[Crossposted at
Bopnews.com]
Insanity is doing the same thing over and over again and expecting different results. The last four years of Bush economic policy has been to weaken the US dollar, hoping that it would make US manufactured goods cheaper. The reverse has been the case, all it has done has been to make US imports more expensive. The problem is that there isn't strong demand for our most competitive manufactured export - aerospace - in a high energy environment. And yet the group think drum beat goes on.
All floating the Yuan - or really semi floating it, since the internal Chinese banking and equities market will still be, in reality, off limits to foreigners beyond small percentages - will accomplish is allow the Chinese to buy more oil. The US will still import as much from China, or some other low wage producer, and consumer prices will rise in the US.
More over, it won't help the other Asian economies by that much, since they have huge dollar exposure. They may get more dollars, but these dollars are going to buy increasingly less.

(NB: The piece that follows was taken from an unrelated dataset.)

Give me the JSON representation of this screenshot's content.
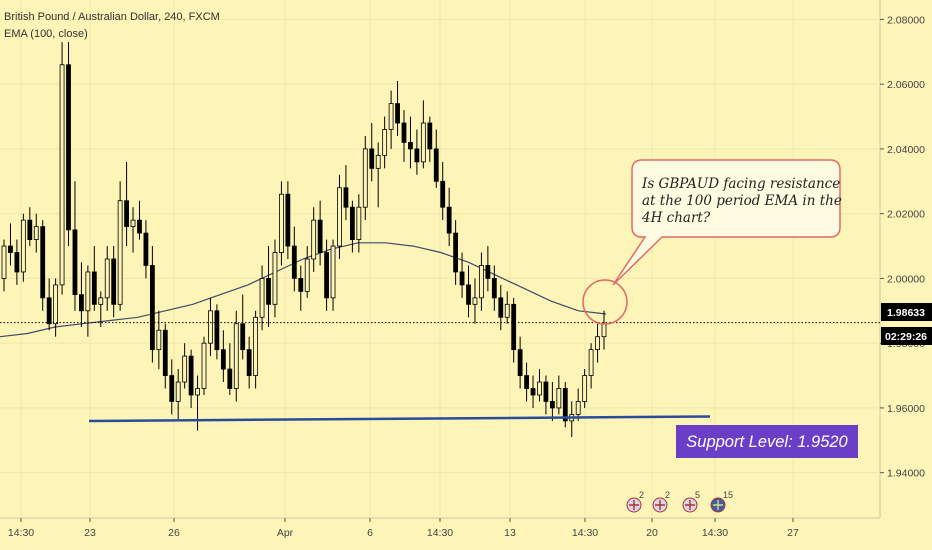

What the world needs to wake up to is that we are watching the death throes of a monetary order, just as the early 1970's were the death throes of the Bretton Woods order. In the late 1960's and early 1970's gold was the lever, because gold was both currency - in transactions between nations - and a store of wealth. When these two functions of money are combined, there is a squeeze play possible - as the impulse to make currency less liquid as there is higher demand for it spirals out of control.
In our case the US has very unwisely decided to make houses the store of value for the middle class, and houses are based on the ability to transport to them. Since housing is also the basis of our currency - in terms of assets on the books of banks - the same problem is running in reverse - the more inflated our houses become, the more money supply can grow. The less liquid the economy is, the more money it has. This generates upward pressure on home prices and starts the cycle over again.

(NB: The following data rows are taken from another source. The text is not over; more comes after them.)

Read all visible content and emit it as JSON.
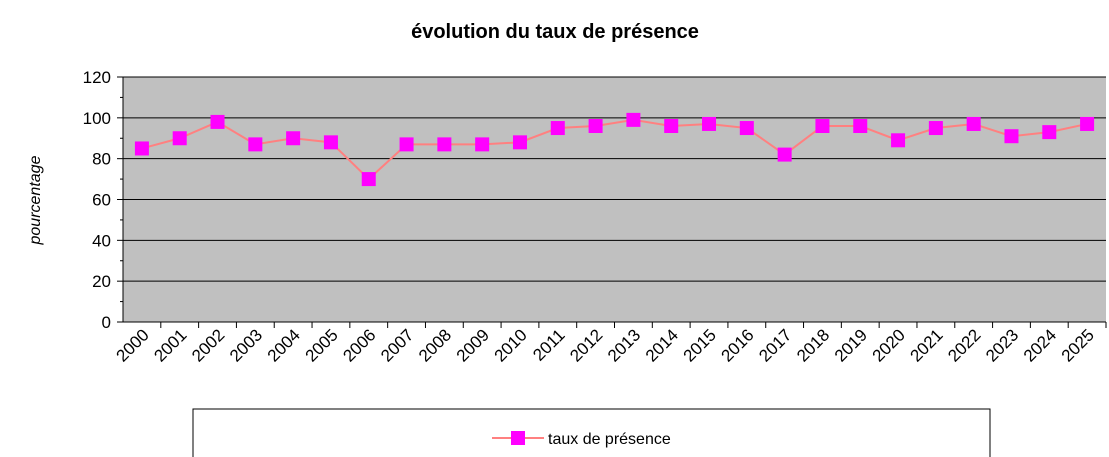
{
  "chart_data": {
    "type": "line",
    "title": "évolution du taux de présence",
    "y_label": "pourcentage",
    "categories": [
      "2000",
      "2001",
      "2002",
      "2003",
      "2004",
      "2005",
      "2006",
      "2007",
      "2008",
      "2009",
      "2010",
      "2011",
      "2012",
      "2013",
      "2014",
      "2015",
      "2016",
      "2017",
      "2018",
      "2019",
      "2020",
      "2021",
      "2022",
      "2023",
      "2024",
      "2025"
    ],
    "series": [
      {
        "name": "taux de présence",
        "color": "#ff8080",
        "marker_color": "#ff00ff",
        "values": [
          85,
          90,
          98,
          87,
          90,
          88,
          70,
          87,
          87,
          87,
          88,
          95,
          96,
          99,
          96,
          97,
          95,
          82,
          96,
          96,
          89,
          95,
          97,
          91,
          93,
          97
        ]
      }
    ],
    "ylim": [
      0,
      120
    ],
    "yticks": [
      0,
      20,
      40,
      60,
      80,
      100,
      120
    ],
    "grid": true,
    "legend": "bottom"
  }
}
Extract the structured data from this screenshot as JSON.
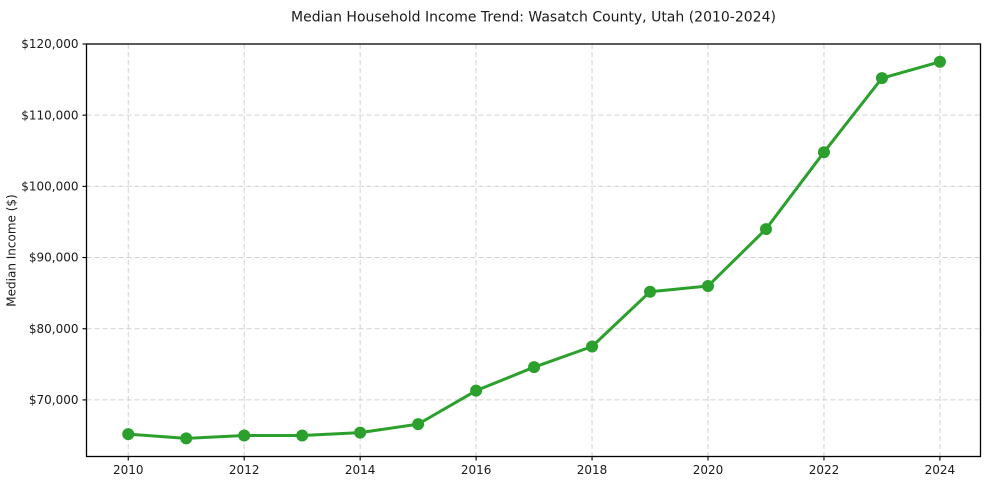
{
  "chart_data": {
    "type": "line",
    "title": "Median Household Income Trend: Wasatch County, Utah (2010-2024)",
    "xlabel": "",
    "ylabel": "Median Income ($)",
    "x": [
      2010,
      2011,
      2012,
      2013,
      2014,
      2015,
      2016,
      2017,
      2018,
      2019,
      2020,
      2021,
      2022,
      2023,
      2024
    ],
    "series": [
      {
        "values": [
          65200,
          64600,
          65000,
          65000,
          65400,
          66600,
          71300,
          74600,
          77500,
          85200,
          86000,
          94000,
          104800,
          115200,
          117500
        ],
        "color": "#2ca02c"
      }
    ],
    "xlim": [
      2009.28,
      2024.7
    ],
    "ylim": [
      62050,
      120000
    ],
    "xticks": {
      "values": [
        2010,
        2012,
        2014,
        2016,
        2018,
        2020,
        2022,
        2024
      ],
      "labels": [
        "2010",
        "2012",
        "2014",
        "2016",
        "2018",
        "2020",
        "2022",
        "2024"
      ]
    },
    "yticks": {
      "values": [
        70000,
        80000,
        90000,
        100000,
        110000,
        120000
      ],
      "labels": [
        "$70,000",
        "$80,000",
        "$90,000",
        "$100,000",
        "$110,000",
        "$120,000"
      ]
    },
    "grid": {
      "show": true,
      "line_style": "dashed",
      "color": "#cccccc"
    },
    "legend": {
      "show": false
    },
    "colors": {
      "background": "#ffffff",
      "spine": "#000000",
      "text": "#1a1a1a",
      "grid": "#cccccc",
      "line": "#2ca02c"
    }
  }
}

To an Austrian economist this would be called "inflation". I don't agree with the usage, since it does not fit into a macro equilibrium. Increased money supply can produce devaluation as well as inflation. Devaluation is when more and more of the currency is stored as wealth, and the marginal utility of savings drops. As Asia has become glutted with dollars for their current financial system, the value of the dollar has dropped.
The old gold bugs think that this will always show up as gold, because they worship it as an icon. The reality is slightly different, money is what the producer who has glutted their consumption needs will take as a store of wealth. Money, at the moment, is what an Arab prince will take for a barrel of oil. This means that whatever the ultimate unit of wealth is - either what that producer supplies or what that producer demands - is where a monetary system has leverage.
In the early 1970's there was a wealth demand leverage in gold. In the present there is a wealth supply leverage in oil. The difference means that rather than increasing consumer inflationary pressures across the board, since in 1968-1973 increased gold costs lead to increased trade costs and inflationary pressures - there is in the present a deflationary spiral of costs, with an inflationary spiral of the inputs to wealth preservation in the US and distortion of the distribution of pricing power. Since trade inputs are going up more slowly than protected economy inputs, gasoline is both cheap and expensive at the same time: it is cheap as a wealth preservation input, but it is getting more and more expensive as the lubricant to economic activity.
This reverse effect means that many of the actions which will ease the inflationary effect on oil, will exacerbate the inflationary effect on general consumer inflation. Instead of getting inflation across the board, the situation resembels the late 1920's when income for a broad section of the consuming public is falling, while prices continue to rise. The continued extension of easy credit, in both eras, allows this to continue longer than otherwise would be the case, but is creating a massive weakness in the financial system. It is not clear whether this weakness will rupture - you are only insovlent if someone calls you on it - but it is clear that this weakness will continue to pile up until such time as the basic monetary dynamic is resolved. Since nothing is being done to do this - instead we are seeing the equivalent of the "Smithsonian Agreement", to kick the can down the road a bit - it is almost certain that at some point in the not too distant future, some group will find a means to unilaterally exploit the common agreements not to crash the system.
Time is running out for a fundamental shift of policy, and since the US will not change before 2009, time is almost certain to run out.
A bubble is when the public tries to monetize stupidity.